Points, Distances and Cellular Automata: Geometric and Spatial AlgorithmicsLuidnel Maignan (Orsay)
Spatial computing aims at providing a scalable framework where computation is distributed on a uniform computing medium and communication happen locally between nearest neighbors. We study the particular framework of cellular automata, using a regular grid and synchronous update. As a first step towards generic computation, we propose to develop primitives allowing to structure the medium around a set of particles. We consider three problems of geometrical nature: moving the particles on the grid in order to uniformize the density, constructing their convex hull, constructing a connected proximity graph establishing connection between nearest particles. The last two problems are considered for multidimensional grid while uniformization is solved specifically for the one dimensional grid.
The work approach is to consider the metric space underlying the cellular automata topology and construct generic mathematical object based solely on this metric. As a result, the algorithms derived from the properties of those objects, generalize over arbitrary regular grid. We implemented the usual ones, including hexagonal, 4 neighbors, and 8 neighbors square grid.

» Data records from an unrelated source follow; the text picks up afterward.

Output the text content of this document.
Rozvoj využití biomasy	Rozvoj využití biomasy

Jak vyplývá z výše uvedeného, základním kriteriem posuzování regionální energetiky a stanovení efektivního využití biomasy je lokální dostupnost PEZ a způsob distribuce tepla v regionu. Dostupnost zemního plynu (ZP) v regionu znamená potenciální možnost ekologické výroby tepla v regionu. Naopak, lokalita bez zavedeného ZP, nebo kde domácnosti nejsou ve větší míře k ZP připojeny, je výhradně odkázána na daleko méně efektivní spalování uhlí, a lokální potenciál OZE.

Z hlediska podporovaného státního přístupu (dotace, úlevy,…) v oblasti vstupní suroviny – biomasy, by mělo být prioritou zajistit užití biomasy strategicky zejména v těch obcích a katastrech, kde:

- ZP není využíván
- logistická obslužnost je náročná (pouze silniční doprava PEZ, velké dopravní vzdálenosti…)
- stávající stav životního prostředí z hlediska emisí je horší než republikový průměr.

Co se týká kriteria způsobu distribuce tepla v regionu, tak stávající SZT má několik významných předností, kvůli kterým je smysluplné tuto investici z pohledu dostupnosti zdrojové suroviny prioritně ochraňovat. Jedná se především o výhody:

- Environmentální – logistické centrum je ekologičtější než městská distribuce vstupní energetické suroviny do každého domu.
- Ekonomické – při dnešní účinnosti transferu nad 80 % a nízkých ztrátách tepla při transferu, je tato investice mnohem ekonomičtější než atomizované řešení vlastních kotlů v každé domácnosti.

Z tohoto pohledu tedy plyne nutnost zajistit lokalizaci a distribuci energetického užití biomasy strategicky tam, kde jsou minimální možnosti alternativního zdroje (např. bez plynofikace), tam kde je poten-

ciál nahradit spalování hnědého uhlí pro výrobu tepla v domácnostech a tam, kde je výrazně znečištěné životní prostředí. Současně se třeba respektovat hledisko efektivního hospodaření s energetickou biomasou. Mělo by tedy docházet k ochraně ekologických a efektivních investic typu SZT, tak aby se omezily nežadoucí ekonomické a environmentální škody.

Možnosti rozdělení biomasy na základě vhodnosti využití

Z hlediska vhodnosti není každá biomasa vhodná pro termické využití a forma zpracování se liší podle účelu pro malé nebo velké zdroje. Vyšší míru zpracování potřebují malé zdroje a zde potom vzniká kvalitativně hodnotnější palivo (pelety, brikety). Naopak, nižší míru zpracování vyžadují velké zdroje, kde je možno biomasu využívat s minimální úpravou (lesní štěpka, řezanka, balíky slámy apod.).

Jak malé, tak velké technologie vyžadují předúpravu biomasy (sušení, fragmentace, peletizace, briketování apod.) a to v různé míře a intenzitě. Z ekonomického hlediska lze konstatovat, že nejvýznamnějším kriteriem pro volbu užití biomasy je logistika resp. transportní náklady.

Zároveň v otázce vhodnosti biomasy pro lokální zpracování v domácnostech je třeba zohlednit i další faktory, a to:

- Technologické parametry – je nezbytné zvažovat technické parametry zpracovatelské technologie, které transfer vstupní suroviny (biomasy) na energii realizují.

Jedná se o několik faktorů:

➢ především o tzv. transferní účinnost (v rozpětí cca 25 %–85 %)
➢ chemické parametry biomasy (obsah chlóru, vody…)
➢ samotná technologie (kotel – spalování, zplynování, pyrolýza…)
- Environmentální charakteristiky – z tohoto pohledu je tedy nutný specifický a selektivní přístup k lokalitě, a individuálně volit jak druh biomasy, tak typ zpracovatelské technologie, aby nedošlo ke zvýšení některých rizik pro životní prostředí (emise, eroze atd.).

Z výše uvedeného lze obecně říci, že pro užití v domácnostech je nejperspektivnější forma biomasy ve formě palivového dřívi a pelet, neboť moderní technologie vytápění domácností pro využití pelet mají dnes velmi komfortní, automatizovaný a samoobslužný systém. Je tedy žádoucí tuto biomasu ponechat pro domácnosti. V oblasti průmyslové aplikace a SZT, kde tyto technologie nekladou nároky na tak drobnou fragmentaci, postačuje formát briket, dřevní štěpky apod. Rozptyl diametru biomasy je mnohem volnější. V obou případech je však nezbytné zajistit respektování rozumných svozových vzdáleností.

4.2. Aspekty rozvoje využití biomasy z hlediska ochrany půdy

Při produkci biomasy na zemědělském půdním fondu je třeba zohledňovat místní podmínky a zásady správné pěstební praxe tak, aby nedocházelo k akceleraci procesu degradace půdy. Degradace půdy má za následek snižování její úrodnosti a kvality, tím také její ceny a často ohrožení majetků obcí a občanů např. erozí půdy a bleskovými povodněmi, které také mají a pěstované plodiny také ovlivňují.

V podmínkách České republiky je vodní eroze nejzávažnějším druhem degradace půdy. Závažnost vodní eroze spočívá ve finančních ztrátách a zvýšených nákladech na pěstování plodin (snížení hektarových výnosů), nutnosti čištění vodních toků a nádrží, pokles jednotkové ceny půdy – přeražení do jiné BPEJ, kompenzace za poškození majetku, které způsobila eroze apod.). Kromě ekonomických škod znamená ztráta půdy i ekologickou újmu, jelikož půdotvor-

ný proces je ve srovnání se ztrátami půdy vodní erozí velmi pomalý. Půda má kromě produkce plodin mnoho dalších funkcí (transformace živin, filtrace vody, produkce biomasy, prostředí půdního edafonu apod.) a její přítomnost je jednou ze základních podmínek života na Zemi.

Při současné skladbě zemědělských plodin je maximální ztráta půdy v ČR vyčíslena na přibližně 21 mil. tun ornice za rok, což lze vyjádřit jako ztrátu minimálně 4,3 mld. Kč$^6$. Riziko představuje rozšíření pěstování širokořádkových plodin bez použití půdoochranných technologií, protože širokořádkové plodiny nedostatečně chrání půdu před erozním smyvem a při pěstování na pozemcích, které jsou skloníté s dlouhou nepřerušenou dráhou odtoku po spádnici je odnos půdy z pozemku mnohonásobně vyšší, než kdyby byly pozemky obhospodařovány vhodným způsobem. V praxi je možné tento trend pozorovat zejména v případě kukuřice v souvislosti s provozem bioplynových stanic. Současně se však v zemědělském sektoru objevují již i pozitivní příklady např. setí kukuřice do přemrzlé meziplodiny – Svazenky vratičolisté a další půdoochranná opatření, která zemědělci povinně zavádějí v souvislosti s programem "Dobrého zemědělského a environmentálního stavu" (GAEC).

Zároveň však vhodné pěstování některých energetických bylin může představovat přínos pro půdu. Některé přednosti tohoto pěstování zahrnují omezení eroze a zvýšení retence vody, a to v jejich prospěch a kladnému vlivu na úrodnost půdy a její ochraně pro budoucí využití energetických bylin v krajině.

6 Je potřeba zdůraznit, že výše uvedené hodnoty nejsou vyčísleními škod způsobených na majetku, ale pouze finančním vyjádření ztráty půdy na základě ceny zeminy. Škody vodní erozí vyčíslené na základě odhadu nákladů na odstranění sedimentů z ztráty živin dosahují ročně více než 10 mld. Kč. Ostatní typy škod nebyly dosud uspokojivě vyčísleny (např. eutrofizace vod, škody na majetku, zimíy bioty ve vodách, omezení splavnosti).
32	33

All the solutions are based on the same basic component: the distance field, which associates to each site of the space its distance to the nearest particle. While the distance values are not bounded, it is shown that the difference between the values of neighboring sites is bounded, enabling encoding of the gradient into a finite state field. Our algorithms are expressed in terms of movements according to such gradient, and also detecting patterns in the gradient, and can thus be encoded in finite state of automata, using only a dozen of state.